Je vous prie de croire, Madame, à l’assurance de mes très respectueux hommages et de ma solidarité dans la peine. »
Les yeux embués des larmes qu’elles ne pouvaient plus contenir au terme du rappel de tant de mauvaise foi, les trois femmes ne remarquèrent pas que la missive était signée par un Greffier de 1ère Classe, pour le ministre empêché.
***
« Tu n’as rien vu à Hiroshima . . . rien. »

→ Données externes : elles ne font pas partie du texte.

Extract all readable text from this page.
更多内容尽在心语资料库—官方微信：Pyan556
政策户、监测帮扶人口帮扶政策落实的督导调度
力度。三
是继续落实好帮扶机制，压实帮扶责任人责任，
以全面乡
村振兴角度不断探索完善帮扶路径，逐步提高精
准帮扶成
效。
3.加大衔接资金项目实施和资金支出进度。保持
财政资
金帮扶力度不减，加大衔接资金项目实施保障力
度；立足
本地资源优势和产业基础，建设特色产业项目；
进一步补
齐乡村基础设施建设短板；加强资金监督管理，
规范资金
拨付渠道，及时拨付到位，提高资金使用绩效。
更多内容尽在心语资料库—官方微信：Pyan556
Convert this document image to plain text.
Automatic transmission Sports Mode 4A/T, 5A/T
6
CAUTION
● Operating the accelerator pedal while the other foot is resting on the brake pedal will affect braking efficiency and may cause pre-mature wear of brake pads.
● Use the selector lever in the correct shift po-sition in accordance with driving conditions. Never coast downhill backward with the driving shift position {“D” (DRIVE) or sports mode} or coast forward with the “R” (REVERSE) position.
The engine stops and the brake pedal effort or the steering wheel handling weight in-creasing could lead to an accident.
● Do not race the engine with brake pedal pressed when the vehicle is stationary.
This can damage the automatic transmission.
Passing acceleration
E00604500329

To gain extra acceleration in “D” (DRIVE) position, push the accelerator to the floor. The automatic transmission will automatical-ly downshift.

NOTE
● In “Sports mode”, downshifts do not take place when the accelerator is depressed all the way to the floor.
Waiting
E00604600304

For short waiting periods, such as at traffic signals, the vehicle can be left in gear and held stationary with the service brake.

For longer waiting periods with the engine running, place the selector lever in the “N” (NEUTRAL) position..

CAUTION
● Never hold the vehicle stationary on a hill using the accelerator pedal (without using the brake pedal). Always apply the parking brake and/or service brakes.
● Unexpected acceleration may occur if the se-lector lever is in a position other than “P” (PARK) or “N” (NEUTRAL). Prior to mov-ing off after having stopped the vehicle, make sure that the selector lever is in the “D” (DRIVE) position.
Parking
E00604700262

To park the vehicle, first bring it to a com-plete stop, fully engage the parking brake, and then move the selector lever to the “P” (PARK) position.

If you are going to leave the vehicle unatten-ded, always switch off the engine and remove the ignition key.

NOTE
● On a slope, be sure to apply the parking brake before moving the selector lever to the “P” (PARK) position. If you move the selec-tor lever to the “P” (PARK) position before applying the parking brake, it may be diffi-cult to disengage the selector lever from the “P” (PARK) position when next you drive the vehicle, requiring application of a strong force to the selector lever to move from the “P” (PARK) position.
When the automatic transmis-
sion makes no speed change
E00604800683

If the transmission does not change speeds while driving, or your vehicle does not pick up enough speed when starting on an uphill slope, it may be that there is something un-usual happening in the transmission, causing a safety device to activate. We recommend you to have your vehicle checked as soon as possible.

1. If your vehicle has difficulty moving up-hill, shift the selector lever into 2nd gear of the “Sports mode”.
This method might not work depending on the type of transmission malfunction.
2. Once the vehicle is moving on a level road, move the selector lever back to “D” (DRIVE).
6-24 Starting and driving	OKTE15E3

« J’ai tout vu . . . tout. » répond-elle.
Elle : « Je n’ai rien inventé. »
Lui : « Tu as tout inventé. »
Il n’y a rien eu à Hiroshima.
A la Cité de l’Air non plus.
Amiante, mon amour.
Mariallio
(1) Pléonasmes.
(2) Le père du Capitaine Nolfret avait été pilote au sein de l’Escadron de Chasse 1/7 « Provence », après la guerre 39/45.
(3) « Voyez chère Madame, combien suis-je sensible à votre charme. Croyez-le, si d’aventure un scélérat venait à vous manquer de respect, il s’en mordrait les doigts. » Ndlr
(4) L’Education Nationale, sous l’impulsion du syndicat qui veille, a démontré que l’amiante présent dans les locaux est responsable de pathologies graves et de cancers, dont certains ont commencé à tuer. Dans l’Armée, le Chef qui veille peut se féliciter de n’avoir rien recensé de tel.
(5) En 2024 on ne parle plus du CSFM largement disqualifié, mais des « partenaires sociaux du CSFM ». Une même sémantique avait permis dans le passé de valoriser l’ordinaire troupe en mess des hommes du rang. Sans changer le menu.
(6) On se souvient qu’à l’occasion du Syndrome du Golfe, c’était au tour du Professeur Salamon de ne rien trouver.